Tuesday, September 20, 2005

One Funeral and a Wedding


I wonder how many of each happen in any given weekend and which one has the highest occurrence rate in relation to the other.

The funeral I couldn’t make- it was thousands of miles away, happened sort of unexpectedly even though she was to be a whopping 93 and it went very quickly. The great-grandmother is gone for good this time, separated by more than just physical mileage now. I am left wondering why she never did answer all my questions as to the course of her Life, thus my grandmother’s Life thus my own mother’s and my own. So many questions left unanswered. But she was from a different time, a time where everything was taboo, where inappropriate is not discussed but rather ignored, a time when it’s best to pretend that things were not as they really were.

I don’t necessarily buy the different time theory though- it’s more a mindset that defines a person, a family without time constraints in my view. I still see people right now- families that pretend what really isn’t there, that sugarcoat their existence and their children’s behavior for the sake of not looking “bad” to others I suppose. For who else are they kidding I wonder- they know the truth, the facts as they are really happening and yet choose to recreate them. Even if they change the facts, create their own facts, they know about the truth and knowing what they know is partly their reason for concealing or not revealing the truth.

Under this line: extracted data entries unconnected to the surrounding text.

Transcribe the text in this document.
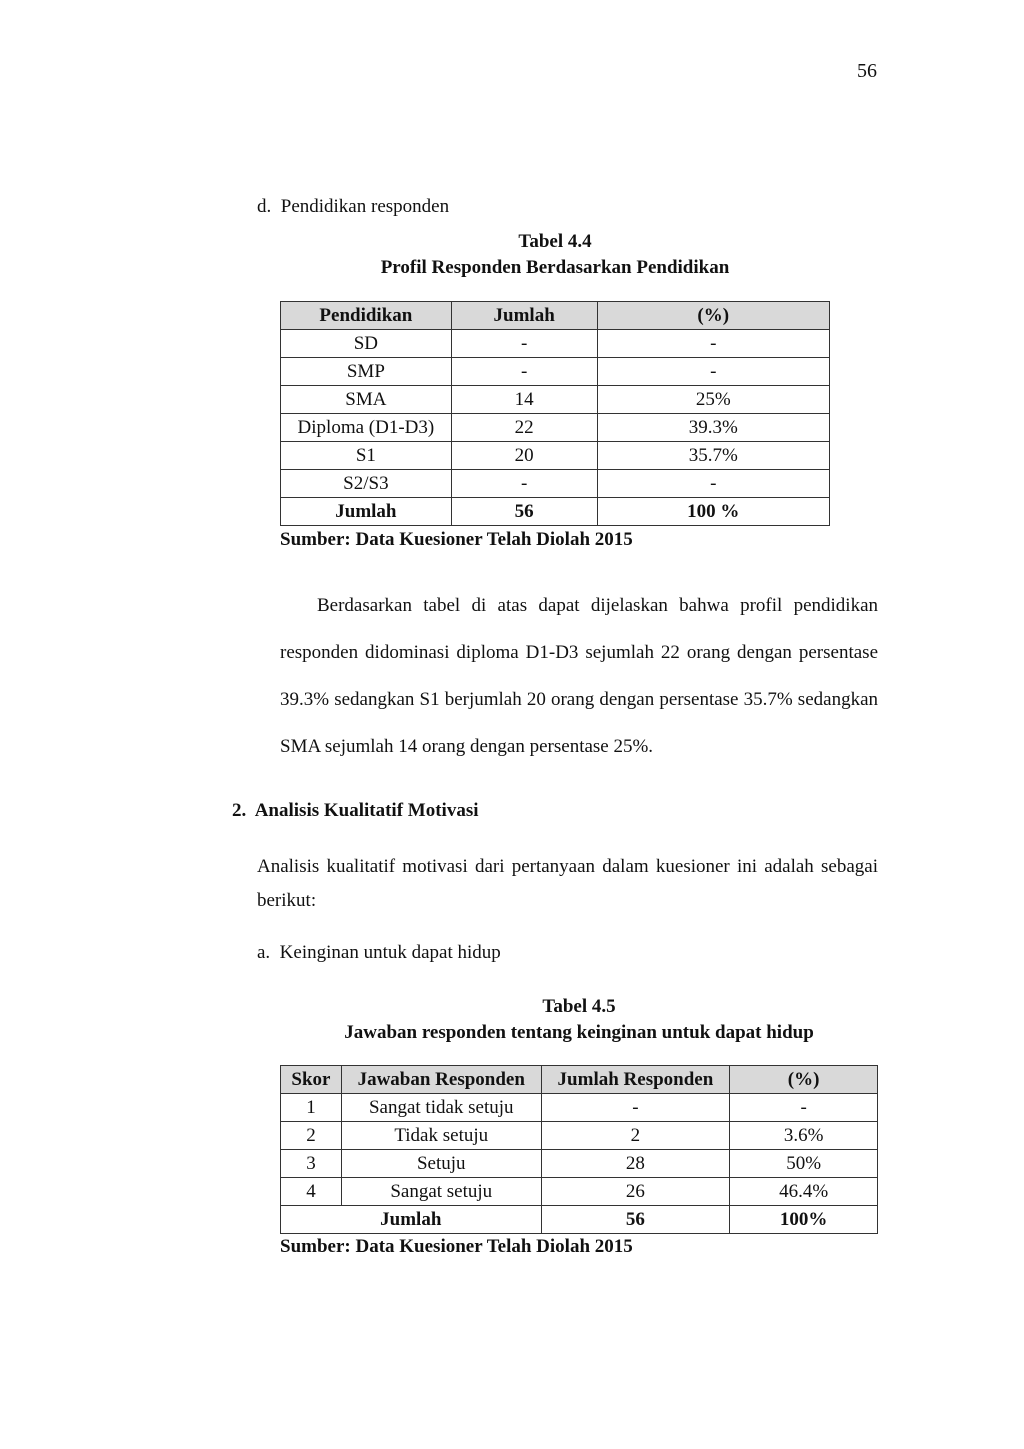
56
d.  Pendidikan responden
Tabel 4.4
Profil Responden Berdasarkan Pendidikan
Pendidikan	Jumlah	(%)
SD	-	-
SMP	-	-
SMA	14	25%
Diploma (D1-D3)	22	39.3%
S1	20	35.7%
S2/S3	-	-
Jumlah	56	100 %
Sumber: Data Kuesioner Telah Diolah 2015
Berdasarkan tabel di atas dapat dijelaskan bahwa profil pendidikan responden didominasi diploma D1-D3 sejumlah 22 orang dengan persentase 39.3% sedangkan S1 berjumlah 20 orang dengan persentase 35.7% sedangkan SMA sejumlah 14 orang dengan persentase 25%.
2.  Analisis Kualitatif Motivasi
Analisis kualitatif motivasi dari pertanyaan dalam kuesioner ini adalah sebagai berikut:
a.  Keinginan untuk dapat hidup
Tabel 4.5
Jawaban responden tentang keinginan untuk dapat hidup
Skor	Jawaban Responden	Jumlah Responden	(%)
1	Sangat tidak setuju	-	-
2	Tidak setuju	2	3.6%
3	Setuju	28	50%
4	Sangat setuju	26	46.4%
Jumlah		56	100%
Sumber: Data Kuesioner Telah Diolah 2015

I have created a story in my head about what really happened in the early 30’s. How my grandmother was really conceived, because there’s a lack of facts. No one speaks about it, some because they really do not know, others because they are following the great-grandmother’s lead to keep everything under wraps, out of sight. Why this inability to recognize and embrace the truth? Didn’t she realize that in keeping all these secrets she denied me of facts I desperately need to know? Then again it wasn’t about me; it was about her. But we are inextricably linked she and I. Didn’t she owe me the truth if I asked for it?

From her I’ll never know, the remaining link is my grandmother, but she is also thousands of miles away, physically and emotionally. She’s too entwined with Jesus, the Father and the Holy Ghost to realize what it is I need from her. She is burdened by the weight of her age and the nagging feeling that we, her family, are all going to hell because we are not embracing Christ. She has told me a few stories, stories linked to her past which I consider my own. Perhaps I’ll have the chance with her to hear what I need to hear, to reconstruct what really happened based on facts from her, which, I suspect, will be closer to the truth I now hold.

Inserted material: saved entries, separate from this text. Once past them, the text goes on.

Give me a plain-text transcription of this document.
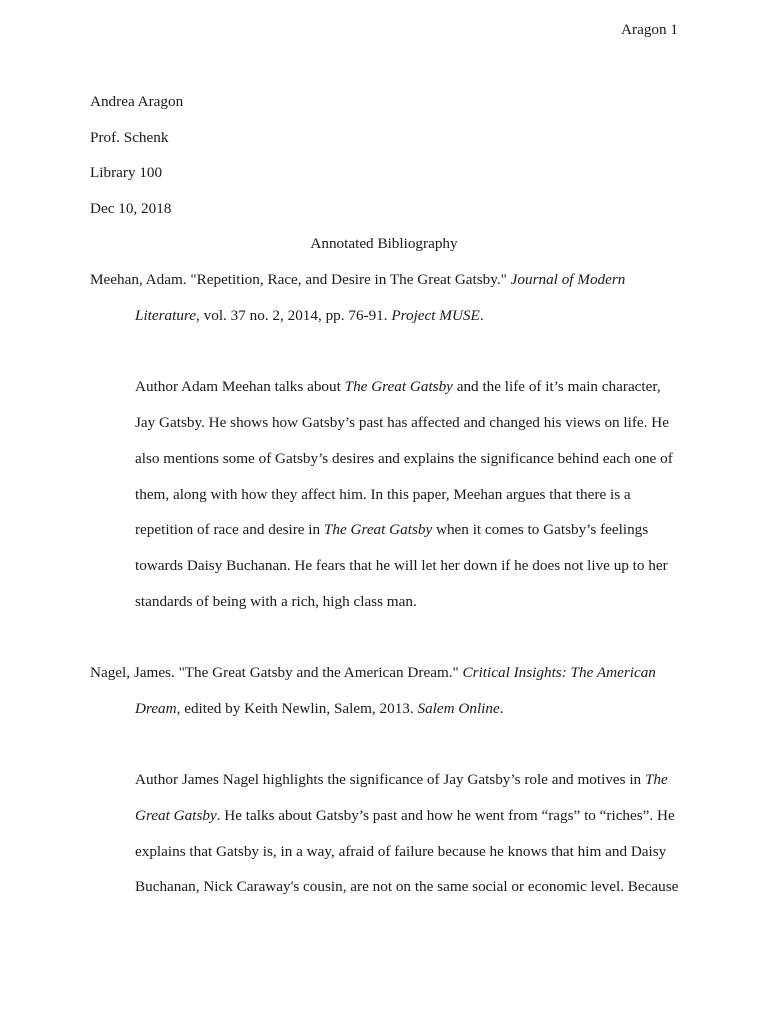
Aragon 1
Andrea Aragon
Prof. Schenk
Library 100
Dec 10, 2018
Annotated Bibliography
Meehan, Adam. "Repetition, Race, and Desire in The Great Gatsby." Journal of Modern
Literature, vol. 37 no. 2, 2014, pp. 76-91. Project MUSE.
Author Adam Meehan talks about The Great Gatsby and the life of it’s main character,
Jay Gatsby. He shows how Gatsby’s past has affected and changed his views on life. He
also mentions some of Gatsby’s desires and explains the significance behind each one of
them, along with how they affect him. In this paper, Meehan argues that there is a
repetition of race and desire in The Great Gatsby when it comes to Gatsby’s feelings
towards Daisy Buchanan. He fears that he will let her down if he does not live up to her
standards of being with a rich, high class man.
Nagel, James. "The Great Gatsby and the American Dream." Critical Insights: The American
Dream, edited by Keith Newlin, Salem, 2013. Salem Online.
Author James Nagel highlights the significance of Jay Gatsby’s role and motives in The
Great Gatsby. He talks about Gatsby’s past and how he went from “rags” to “riches”. He
explains that Gatsby is, in a way, afraid of failure because he knows that him and Daisy
Buchanan, Nick Caraway's cousin, are not on the same social or economic level. Because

The other part of the weekend involved a wedding. The wedding was indeed everything you hear it’s supposed to be. Happy, flowers, dresses, champagne, good music, sweet vows, lots of tears, family and a whole cadre of the too-cool-for-school peoples gracing both the ceremony at the Botanical Garden and at the reception as well. Running towards the double doors as directed by the rent-a-cop on duty, we made it just in time to see the second or third bridesmaid walking up. Then the brides emerged and the ceremony started. It was very nice, inexplicably nice. I wonder if marrying couples hate standing by as the entire attendance to the ceremony mauls, paws and kisses them to death. They were very graceful about it, perhaps this is part of the rehearsal dinner and they knew what to expect and learned to just deal with it.

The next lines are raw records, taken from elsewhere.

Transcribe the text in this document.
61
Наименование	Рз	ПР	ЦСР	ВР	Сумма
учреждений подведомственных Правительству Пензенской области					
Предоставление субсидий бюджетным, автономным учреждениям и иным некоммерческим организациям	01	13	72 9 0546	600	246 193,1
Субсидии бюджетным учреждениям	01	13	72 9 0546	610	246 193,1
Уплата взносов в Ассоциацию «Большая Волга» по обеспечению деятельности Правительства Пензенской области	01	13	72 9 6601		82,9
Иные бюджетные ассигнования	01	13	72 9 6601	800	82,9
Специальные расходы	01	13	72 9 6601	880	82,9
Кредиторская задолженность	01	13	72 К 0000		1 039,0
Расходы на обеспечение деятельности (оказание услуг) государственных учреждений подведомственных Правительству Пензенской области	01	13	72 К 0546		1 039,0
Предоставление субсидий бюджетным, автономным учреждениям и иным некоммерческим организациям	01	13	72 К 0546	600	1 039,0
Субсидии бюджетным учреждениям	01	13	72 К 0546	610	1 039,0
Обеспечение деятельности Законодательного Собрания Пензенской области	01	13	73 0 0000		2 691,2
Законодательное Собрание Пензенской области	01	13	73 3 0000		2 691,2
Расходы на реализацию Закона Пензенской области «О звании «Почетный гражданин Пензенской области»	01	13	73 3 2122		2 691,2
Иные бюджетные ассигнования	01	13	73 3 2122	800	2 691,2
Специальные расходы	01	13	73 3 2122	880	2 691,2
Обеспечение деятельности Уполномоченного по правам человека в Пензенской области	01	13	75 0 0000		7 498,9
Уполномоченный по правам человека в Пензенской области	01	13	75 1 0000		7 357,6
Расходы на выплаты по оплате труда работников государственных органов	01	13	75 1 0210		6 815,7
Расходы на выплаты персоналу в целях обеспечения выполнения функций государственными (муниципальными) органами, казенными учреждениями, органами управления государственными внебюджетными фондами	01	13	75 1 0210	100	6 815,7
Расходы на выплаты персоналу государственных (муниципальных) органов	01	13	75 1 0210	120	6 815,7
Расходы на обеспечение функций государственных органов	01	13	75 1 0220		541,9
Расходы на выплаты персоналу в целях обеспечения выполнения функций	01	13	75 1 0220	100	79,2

The reception started as all good wedding receptions do: with a long-ass line at the bar. No time for small-talk, no time for bathroom visits- people need their drink damn it! I oughta know I was in the first group of impatient alchies waiting for the next drop of fermented barley and malt. The rest of the night was spent harassing the brides, the photographer and other people I hadn’t seen in a while. The amazing thing was running into so many bartenders who are still bartending these days. Guess it still pays the rent. Perhaps I was never the star bartender I thought I was. I keep hearing how it’s such a lucrative career. I never saw it that way. It was an exhausting, tiresome neverendingdrunkenfest. And I’m not talking just about me either.

As the night progressed and the wedding script played on, it looked to me that perhaps it is possible to really love somebody- whatever that means, ‘cause love takes various forms in Life. Perhaps it was the fermented liquids swimming in my veins, perhaps it was the closeness I felt to some of the friends that were there. Perhaps it was my unusual exhaustion at mentally, sometimes verbally, ridiculing those I consider ridiculous. Who knows? There are still no solid answers in my head and it is perhaps that we’re not meant to always use our heads for Life.